Member of the Delaware Senate from the 7th New Castle County district
- In office November 8, 1922 – November 3, 1926
- Preceded by: John E. Latta
- Succeeded by: Elmer David

Personal details
- Born: Harris Brown McDowell September 1859 New London Township, Pennsylvania, U.S.
- Died: March 11, 1927 (aged 67) New York, New York, U.S.
- Political party: Democratic
- Children: 5, including Harris Jr.
- Education: New York University (DVS)
- Occupation: Veterinarian; politician;

= Harris McDowell Sr. =

American politician (1859–1927)

Harris Brown McDowell Sr. (September 1859 – March 11, 1927) was an American politician who served in the Delaware Senate.

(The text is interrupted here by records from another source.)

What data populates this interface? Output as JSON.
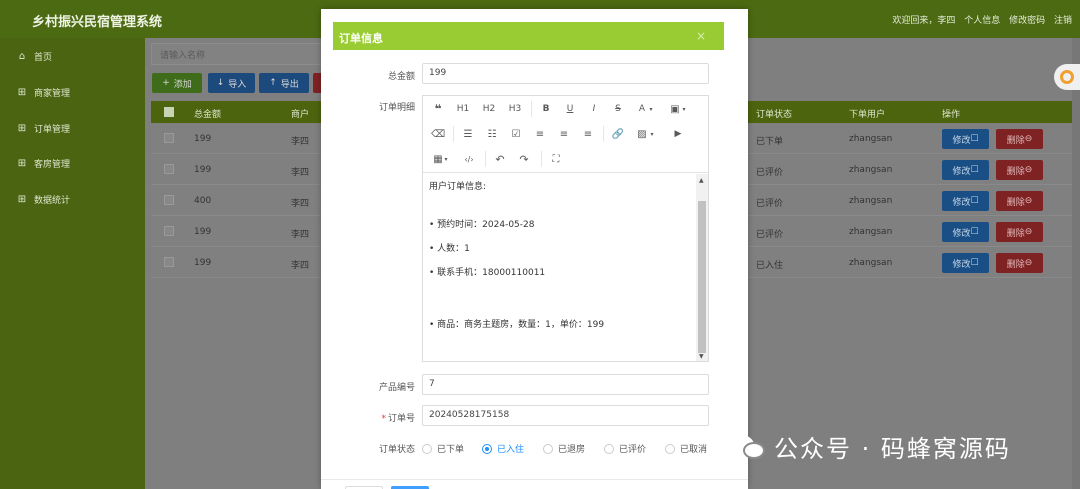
{
  "app": {
    "title": "乡村振兴民宿管理系统",
    "header_links": [
      "欢迎回来，李四",
      "个人信息",
      "修改密码",
      "注销"
    ]
  },
  "sidebar": {
    "items": [
      {
        "label": "首页",
        "icon": "home-icon"
      },
      {
        "label": "商家管理",
        "icon": "grid-icon"
      },
      {
        "label": "订单管理",
        "icon": "grid-icon"
      },
      {
        "label": "客房管理",
        "icon": "grid-icon"
      },
      {
        "label": "数据统计",
        "icon": "grid-icon"
      }
    ]
  },
  "toolbar": {
    "search_placeholder": "请输入名称",
    "add_label": "添加",
    "import_label": "导入",
    "export_label": "导出"
  },
  "table": {
    "columns": [
      "总金额",
      "商户",
      "订单状态",
      "下单用户",
      "操作"
    ],
    "rows": [
      {
        "total": "199",
        "merchant": "李四",
        "status": "已下单",
        "user": "zhangsan"
      },
      {
        "total": "199",
        "merchant": "李四",
        "status": "已评价",
        "user": "zhangsan"
      },
      {
        "total": "400",
        "merchant": "李四",
        "status": "已评价",
        "user": "zhangsan"
      },
      {
        "total": "199",
        "merchant": "李四",
        "status": "已评价",
        "user": "zhangsan"
      },
      {
        "total": "199",
        "merchant": "李四",
        "status": "已入住",
        "user": "zhangsan"
      }
    ],
    "edit_label": "修改",
    "delete_label": "删除"
  },
  "modal": {
    "title": "订单信息",
    "close": "×",
    "fields": {
      "total_label": "总金额",
      "total_value": "199",
      "detail_label": "订单明细",
      "product_label": "产品编号",
      "product_value": "7",
      "order_no_label": "订单号",
      "order_no_value": "20240528175158",
      "status_label": "订单状态"
    },
    "editor": {
      "toolbar": [
        "H1",
        "H2",
        "H3",
        "B",
        "U",
        "I",
        "S",
        "A"
      ],
      "content": [
        "用户订单信息:",
        "• 预约时间：2024-05-28",
        "• 人数：1",
        "• 联系手机：18000110011",
        "• 商品：商务主题房，数量：1，单价：199"
      ]
    },
    "status_options": [
      {
        "label": "已下单",
        "selected": false
      },
      {
        "label": "已入住",
        "selected": true
      },
      {
        "label": "已退房",
        "selected": false
      },
      {
        "label": "已评价",
        "selected": false
      },
      {
        "label": "已取消",
        "selected": false
      }
    ]
  },
  "watermark": {
    "text": "公众号 · 码蜂窝源码"
  },
  "colors": {
    "modal_header": "#99cc33",
    "radio_selected": "#1e90ff",
    "edit_button": "#1e88e5",
    "delete_button": "#e53935"
  }
}
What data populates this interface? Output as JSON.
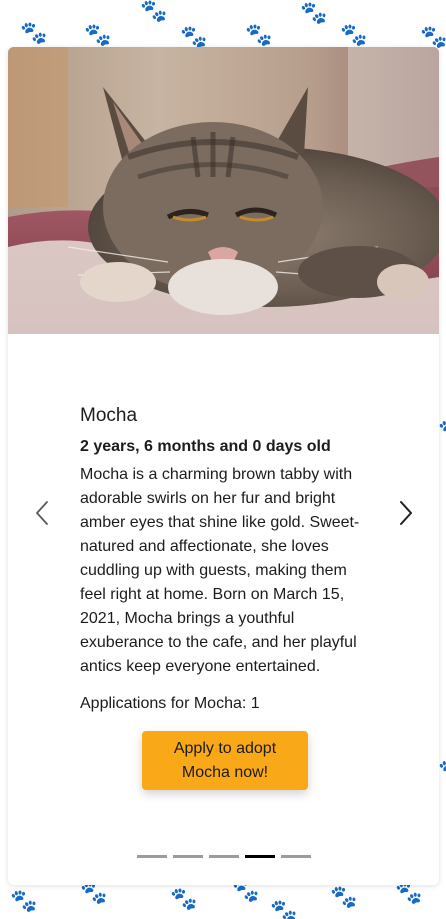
{
  "pet": {
    "name": "Mocha",
    "age": "2 years, 6 months and 0 days old",
    "description": "Mocha is a charming brown tabby with adorable swirls on her fur and bright amber eyes that shine like gold. Sweet-natured and affectionate, she loves cuddling up with guests, making them feel right at home. Born on March 15, 2021, Mocha brings a youthful exuberance to the cafe, and her playful antics keep everyone entertained.",
    "applications": "Applications for Mocha: 1",
    "apply_button_line1": "Apply to adopt",
    "apply_button_line2": "Mocha now!"
  },
  "carousel": {
    "slide_count": 5,
    "active_index": 3,
    "prev_icon": "chevron-left-icon",
    "next_icon": "chevron-right-icon"
  },
  "colors": {
    "accent": "#f9a817",
    "indicator": "#7a7a7a",
    "indicator_active": "#000000",
    "paw": "#dcdcdc"
  }
}
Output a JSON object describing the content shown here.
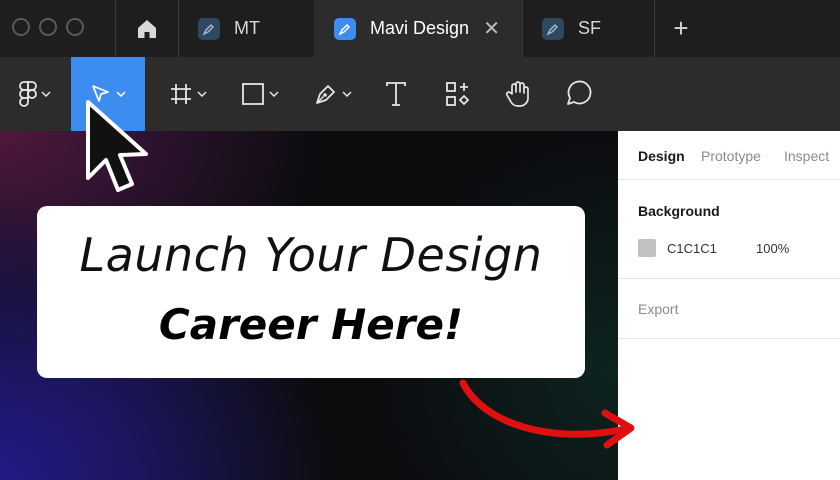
{
  "tabs": {
    "items": [
      {
        "label": "MT"
      },
      {
        "label": "Mavi Design"
      },
      {
        "label": "SF"
      }
    ],
    "close_glyph": "✕",
    "new_tab_glyph": "+"
  },
  "toolbar": {
    "tools": [
      "figma-menu",
      "move-tool",
      "frame-tool",
      "rectangle-tool",
      "pen-tool",
      "text-tool",
      "resources-tool",
      "hand-tool",
      "comment-tool"
    ],
    "active_tool": "move-tool",
    "accent": "#3d8df0"
  },
  "canvas": {
    "headline_line1": "Launch Your Design",
    "headline_line2": "Career Here!"
  },
  "panel": {
    "tabs": [
      "Design",
      "Prototype",
      "Inspect"
    ],
    "background_title": "Background",
    "fill_hex": "C1C1C1",
    "fill_opacity": "100%",
    "fill_color": "#c1c1c1",
    "export_title": "Export"
  },
  "colors": {
    "arrow": "#e01010",
    "titlebar": "#1e1e1e",
    "toolbar": "#2c2c2c"
  }
}
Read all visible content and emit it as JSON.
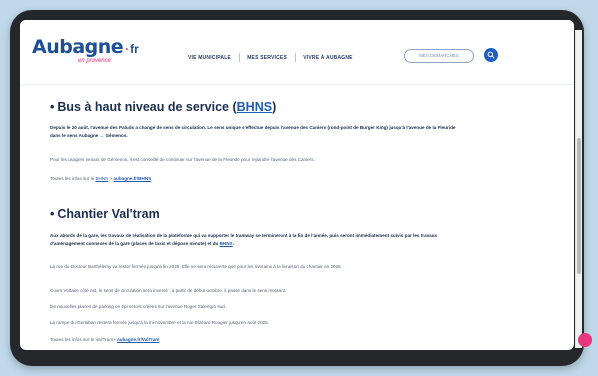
{
  "header": {
    "logo_main": "Aubagne",
    "logo_sep": "·",
    "logo_fr": "fr",
    "logo_sub": "en provence",
    "nav": [
      "VIE MUNICIPALE",
      "MES SERVICES",
      "VIVRE À AUBAGNE"
    ],
    "demarches": "MES DÉMARCHES"
  },
  "sections": [
    {
      "title_prefix": "Bus à haut niveau de service (",
      "title_abbr": "BHNS",
      "title_suffix": ")",
      "intro": "Depuis le 20 août, l'avenue des Paluds a changé de sens de circulation. Le sens unique s'effectue depuis l'avenue des Caniers (rond-point de Burger King) jusqu'à l'avenue de la Fleuride dans le sens Aubagne → Gémenos.",
      "paragraphs": [
        "Pour les usagers venant de Gémenos, il est conseillé de continuer sur l'avenue de la Fleuride pour rejoindre l'avenue des Caniers."
      ],
      "more_prefix": "Toutes les infos sur le ",
      "more_abbr": "BHNS",
      "more_sep": " > ",
      "more_link": "aubagne.fr/BHNS"
    },
    {
      "title_prefix": "Chantier Val'tram",
      "intro": "Aux abords de la gare, les travaux de réalisation de la plateforme qui va supporter le tramway se termineront à la fin de l'année, puis seront immédiatement suivis par les travaux d'aménagement connexes de la gare (places de taxis et dépose minute) et du ",
      "intro_link": "BHNS",
      "intro_end": ".",
      "paragraphs": [
        "La rue du Docteur Barthélemy va rester fermée jusqu'à fin 2025. Elle ne sera réouverte que pour les riverains à la livraison du chantier en 2026.",
        "Cours Voltaire côté est, le sens de circulation sera inversé : à partir de début octobre, il passe dans le sens montant.",
        "De nouvelles places de parking en épi seront créées sur l'avenue Roger Salengro sud.",
        "La rampe du Gerlaban restera fermée jusqu'à la mi-novembre et la rue Elzéard Rougier jusqu'en août 2025."
      ],
      "more_prefix": "Toutes les infos sur le Val'Tram> ",
      "more_link": "aubagne.fr/ValTram"
    }
  ]
}
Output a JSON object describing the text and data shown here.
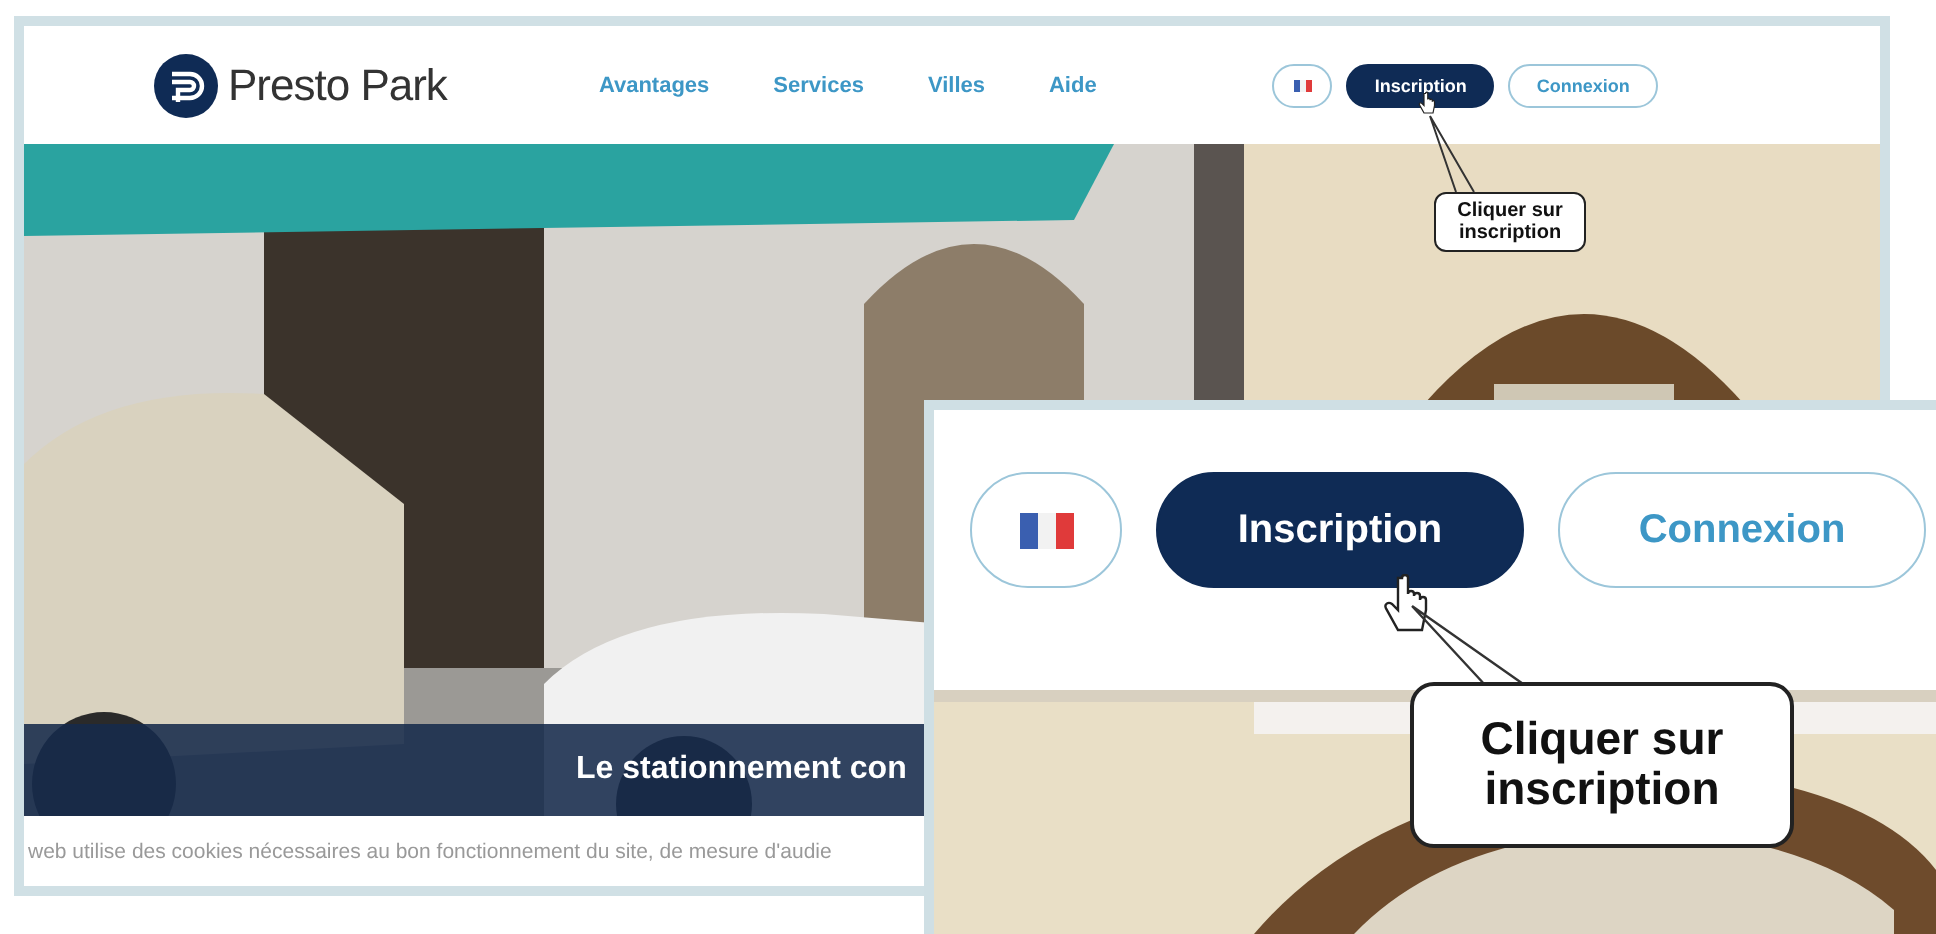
{
  "header": {
    "brand": "Presto Park",
    "nav": [
      "Avantages",
      "Services",
      "Villes",
      "Aide"
    ],
    "buttons": [
      {
        "label": "Inscription",
        "kind": "primary"
      },
      {
        "label": "Connexion",
        "kind": "outline"
      }
    ],
    "callout": "Cliquer sur inscription"
  },
  "hero": {
    "banner": "Le stationnement con"
  },
  "cookie_notice": "web utilise des cookies nécessaires au bon fonctionnement du site, de mesure d'audie",
  "zoom_inset": {
    "buttons": [
      {
        "label": "Inscription",
        "kind": "primary"
      },
      {
        "label": "Connexion",
        "kind": "outline"
      }
    ],
    "callout": "Cliquer sur inscription"
  }
}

A veterinarian and member of the Democratic Party, he represented New Castle County's 7th district, which included Middletown, where he spent most of his life. His son, Harris Jr., and grandson, Harris III, both followed in his footsteps by winning election to the state senate in 1942 and 1976, respectively. Harris Jr. only served one term but went on to serve as Secretary of State of Delaware and as a member of the United States House of Representatives, while Harris III remained in the senate for 44 years, retiring as the longest-serving legislator in the history of the Delaware General Assembly.